3 Replies Latest reply on Dec 6, 2013 6:26 PM by Joshua Milligan

    Removing Duplicated Data after Join steps don't work for me - help!

    Karen Clark

      Using Tableau 8.1.0 Desktop on Windows 7 with a MySQL 5.0.7.

       

      I have a joined data source from MySQL (three tables joined, not all represented here). case_id, start_date, and end_date are from Table 1, while event_ts is from Table 2:

       

       

      case_idstart_dateend_dateevent_tstotal_time_taken
      123412/03/201212/13/2012

      12/04/2012 05:00:12

      10
      123412/03/201212/13/201212/04/2012 17:54:0110
      123412/03/201212/13/201212/12/2012 03:39:2010
      125612/10/201212/31/201212/29/2012 12:00:4921

       

      total_time_taken is a Tableau calculated field using this formula:

       

      DATEDIFF('day',[Date Opened],[Date Closed])

       

      I need to find the average of total_time_taken for each case_id.

       

      I have followed the instructions in Removing Duplicated Data after Joining Tables | Tableau Software by creating a new calculated field "Get Avg" that has this formula:

       

      sum([total_time_taken])/count([case_id])

       

      However, that does not produce the right value. When I put that field into the Column shelf, it shows AGG(Get Avg) but the values aren't right:  operating upon the data in the attached CSV, for instance, the formula produces a value of 9.9 when it should be 10.5.

       

      I've been at this so long I don't know up from down any longer. Hopefully I'm overlooking something simple....

        • 1. Re: Removing Duplicated Data after Join steps don't work for me - help!
          Joshua Milligan

          Karen,

           

          The knowledge base article does help get the right answer, but only at certain levels of aggregation.  In your example, the technique will get the right answer per case, but when you try to get an average of all cases, you get the wrong answer, as you noted.  That's because it is an average of averages at that point.

           

          So, instead, try something like this:

           

          1. Start with a view of the data at an aggregation that gives you the right answer per case (I chose MIN, but MAX or AVG would work too.)  This is what the KB article gives -- but you'll need a couple more steps to get the overall average.

          0.png

           

          2. Create a table calculation.  I named mine [Average].

           

          [Average]

          WINDOW_SUM(MIN([total time taken])) / SIZE()

           

          The table calculation is calculated Table Down

           

          1.png

           

          The calculation adds up the minimum time (for each case_number, as that field on Rows is determining the level of detail).  The SIZE() calculation gives the size of the window.  As the calculation is performed Table Down, the size of the window is the same as the number of cases.

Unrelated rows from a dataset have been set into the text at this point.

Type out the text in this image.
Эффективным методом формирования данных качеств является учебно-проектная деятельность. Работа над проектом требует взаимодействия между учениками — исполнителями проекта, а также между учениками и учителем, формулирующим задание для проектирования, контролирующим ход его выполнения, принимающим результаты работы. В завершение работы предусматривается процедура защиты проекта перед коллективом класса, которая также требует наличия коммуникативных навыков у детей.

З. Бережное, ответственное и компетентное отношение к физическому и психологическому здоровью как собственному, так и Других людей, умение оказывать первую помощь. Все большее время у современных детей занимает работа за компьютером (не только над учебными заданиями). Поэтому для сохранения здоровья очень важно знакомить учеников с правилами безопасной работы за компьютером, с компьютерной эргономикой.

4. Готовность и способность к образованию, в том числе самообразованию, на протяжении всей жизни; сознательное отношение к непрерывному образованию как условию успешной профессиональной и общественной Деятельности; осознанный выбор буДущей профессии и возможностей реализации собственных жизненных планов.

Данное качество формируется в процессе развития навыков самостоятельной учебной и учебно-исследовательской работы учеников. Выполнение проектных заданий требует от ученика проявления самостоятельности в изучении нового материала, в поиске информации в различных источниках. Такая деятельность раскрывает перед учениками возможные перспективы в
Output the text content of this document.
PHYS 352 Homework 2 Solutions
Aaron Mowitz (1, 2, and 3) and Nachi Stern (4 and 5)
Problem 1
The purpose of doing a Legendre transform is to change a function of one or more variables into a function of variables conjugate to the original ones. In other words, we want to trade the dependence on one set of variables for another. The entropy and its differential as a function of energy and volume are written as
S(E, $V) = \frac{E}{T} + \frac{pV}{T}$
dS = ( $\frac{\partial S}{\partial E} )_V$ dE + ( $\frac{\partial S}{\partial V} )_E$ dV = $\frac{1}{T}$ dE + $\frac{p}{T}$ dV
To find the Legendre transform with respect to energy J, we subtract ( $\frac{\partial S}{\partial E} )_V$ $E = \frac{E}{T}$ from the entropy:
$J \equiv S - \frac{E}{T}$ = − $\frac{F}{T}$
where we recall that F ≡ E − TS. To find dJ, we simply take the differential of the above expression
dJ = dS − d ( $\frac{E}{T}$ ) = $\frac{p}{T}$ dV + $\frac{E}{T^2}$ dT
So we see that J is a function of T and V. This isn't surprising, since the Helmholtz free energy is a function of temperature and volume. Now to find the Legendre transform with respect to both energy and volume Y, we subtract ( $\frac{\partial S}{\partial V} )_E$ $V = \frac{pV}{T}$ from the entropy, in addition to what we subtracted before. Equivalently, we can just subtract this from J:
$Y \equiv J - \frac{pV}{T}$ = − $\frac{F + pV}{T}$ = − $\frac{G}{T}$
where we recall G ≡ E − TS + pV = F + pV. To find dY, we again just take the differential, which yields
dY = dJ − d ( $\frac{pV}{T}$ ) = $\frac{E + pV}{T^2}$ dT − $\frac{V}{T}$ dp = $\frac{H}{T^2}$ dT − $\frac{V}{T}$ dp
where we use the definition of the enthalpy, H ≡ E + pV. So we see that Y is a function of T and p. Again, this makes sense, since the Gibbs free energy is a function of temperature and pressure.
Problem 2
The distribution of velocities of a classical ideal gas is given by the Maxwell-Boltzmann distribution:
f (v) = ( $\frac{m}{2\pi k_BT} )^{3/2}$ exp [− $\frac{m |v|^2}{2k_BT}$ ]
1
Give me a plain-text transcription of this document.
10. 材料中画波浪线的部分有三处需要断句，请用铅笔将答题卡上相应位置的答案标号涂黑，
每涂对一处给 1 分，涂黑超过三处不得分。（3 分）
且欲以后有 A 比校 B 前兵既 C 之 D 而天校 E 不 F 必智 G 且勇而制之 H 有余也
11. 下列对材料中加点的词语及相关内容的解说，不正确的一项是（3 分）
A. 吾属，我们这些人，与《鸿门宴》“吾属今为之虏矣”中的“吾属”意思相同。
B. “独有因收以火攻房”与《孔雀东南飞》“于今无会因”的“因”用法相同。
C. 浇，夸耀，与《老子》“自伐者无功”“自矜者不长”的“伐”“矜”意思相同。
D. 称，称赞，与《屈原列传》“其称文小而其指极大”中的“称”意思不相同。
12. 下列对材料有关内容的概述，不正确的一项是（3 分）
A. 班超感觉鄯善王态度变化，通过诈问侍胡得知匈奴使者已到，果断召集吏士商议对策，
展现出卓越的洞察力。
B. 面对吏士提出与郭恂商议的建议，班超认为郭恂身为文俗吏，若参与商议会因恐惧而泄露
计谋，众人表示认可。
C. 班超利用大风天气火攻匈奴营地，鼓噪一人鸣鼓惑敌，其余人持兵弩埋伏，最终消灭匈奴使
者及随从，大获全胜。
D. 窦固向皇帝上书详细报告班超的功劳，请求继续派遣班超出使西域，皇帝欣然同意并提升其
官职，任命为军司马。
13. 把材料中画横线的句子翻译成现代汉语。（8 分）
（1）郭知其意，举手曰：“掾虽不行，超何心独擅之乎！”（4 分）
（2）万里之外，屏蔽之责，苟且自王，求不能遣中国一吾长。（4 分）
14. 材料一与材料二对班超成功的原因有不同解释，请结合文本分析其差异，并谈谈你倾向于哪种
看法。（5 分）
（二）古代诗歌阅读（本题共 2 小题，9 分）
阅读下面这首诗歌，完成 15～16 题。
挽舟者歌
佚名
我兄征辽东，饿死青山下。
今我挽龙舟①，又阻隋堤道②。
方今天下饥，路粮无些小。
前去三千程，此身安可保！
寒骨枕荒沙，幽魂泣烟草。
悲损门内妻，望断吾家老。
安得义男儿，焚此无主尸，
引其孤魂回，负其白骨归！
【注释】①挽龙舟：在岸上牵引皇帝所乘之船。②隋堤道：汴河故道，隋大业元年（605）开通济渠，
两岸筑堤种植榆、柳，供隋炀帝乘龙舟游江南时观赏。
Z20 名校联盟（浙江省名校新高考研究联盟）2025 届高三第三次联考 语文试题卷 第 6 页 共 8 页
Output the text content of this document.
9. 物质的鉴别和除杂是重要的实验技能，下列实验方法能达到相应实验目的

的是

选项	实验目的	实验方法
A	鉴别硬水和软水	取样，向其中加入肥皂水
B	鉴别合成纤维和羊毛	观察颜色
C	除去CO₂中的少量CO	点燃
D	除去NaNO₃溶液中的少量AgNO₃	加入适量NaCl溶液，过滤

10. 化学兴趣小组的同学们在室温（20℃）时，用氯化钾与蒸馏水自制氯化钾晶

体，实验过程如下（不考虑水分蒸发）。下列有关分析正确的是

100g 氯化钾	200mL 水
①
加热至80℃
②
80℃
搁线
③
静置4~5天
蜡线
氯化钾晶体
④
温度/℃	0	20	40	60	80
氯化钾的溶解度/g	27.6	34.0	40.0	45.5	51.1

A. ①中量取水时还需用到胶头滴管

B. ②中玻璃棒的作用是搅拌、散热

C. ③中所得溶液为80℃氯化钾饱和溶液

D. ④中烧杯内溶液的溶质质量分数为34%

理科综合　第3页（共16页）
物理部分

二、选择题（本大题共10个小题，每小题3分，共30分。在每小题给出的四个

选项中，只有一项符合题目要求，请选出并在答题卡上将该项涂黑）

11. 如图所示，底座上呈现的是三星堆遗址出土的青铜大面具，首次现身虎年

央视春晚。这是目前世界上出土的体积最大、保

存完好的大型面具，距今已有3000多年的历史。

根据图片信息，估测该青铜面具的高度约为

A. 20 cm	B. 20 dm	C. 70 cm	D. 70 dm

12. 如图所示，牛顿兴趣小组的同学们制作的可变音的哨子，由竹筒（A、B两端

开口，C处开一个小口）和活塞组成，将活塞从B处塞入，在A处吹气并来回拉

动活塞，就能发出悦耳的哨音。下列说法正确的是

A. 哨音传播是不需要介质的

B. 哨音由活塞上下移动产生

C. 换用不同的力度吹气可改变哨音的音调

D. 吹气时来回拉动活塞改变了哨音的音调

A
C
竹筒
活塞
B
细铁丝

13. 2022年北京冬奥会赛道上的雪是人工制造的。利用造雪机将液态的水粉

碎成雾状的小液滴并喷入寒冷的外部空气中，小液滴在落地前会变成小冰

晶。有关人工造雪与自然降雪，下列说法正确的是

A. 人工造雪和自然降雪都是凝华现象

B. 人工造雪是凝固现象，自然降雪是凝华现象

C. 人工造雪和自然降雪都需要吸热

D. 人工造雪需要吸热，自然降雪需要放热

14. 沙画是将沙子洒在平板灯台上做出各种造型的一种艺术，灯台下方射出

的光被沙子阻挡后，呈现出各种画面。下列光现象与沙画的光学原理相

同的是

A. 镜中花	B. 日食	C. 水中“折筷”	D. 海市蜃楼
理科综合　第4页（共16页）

          The calculation gives the same result for each row, so it really only needs to be calculated for the first row.  For performance, it could be written: IF FIRST() == 0 THEN WINDOW_SUM(MIN([total time taken])) / SIZE() END

           


          3.  Clean up the view to show the answer without showing it for each case:


          2.png


          The [First Filter] calculation is simply: First() == 0.  I kept the true value, so only the first row of the table in the final view is shown.  I removed fields I didn't need and I also hid the row headers for case_number (right click the field on Rows and uncheck "Show Header").


          I've attached the workbook so you can see each step.  Hopefully that helps!


          Regards,

          Joshua

          • 2. Re: Removing Duplicated Data after Join steps don't work for me - help!
            Karen Clark

            This is outstanding, Joshua! Thank you so much.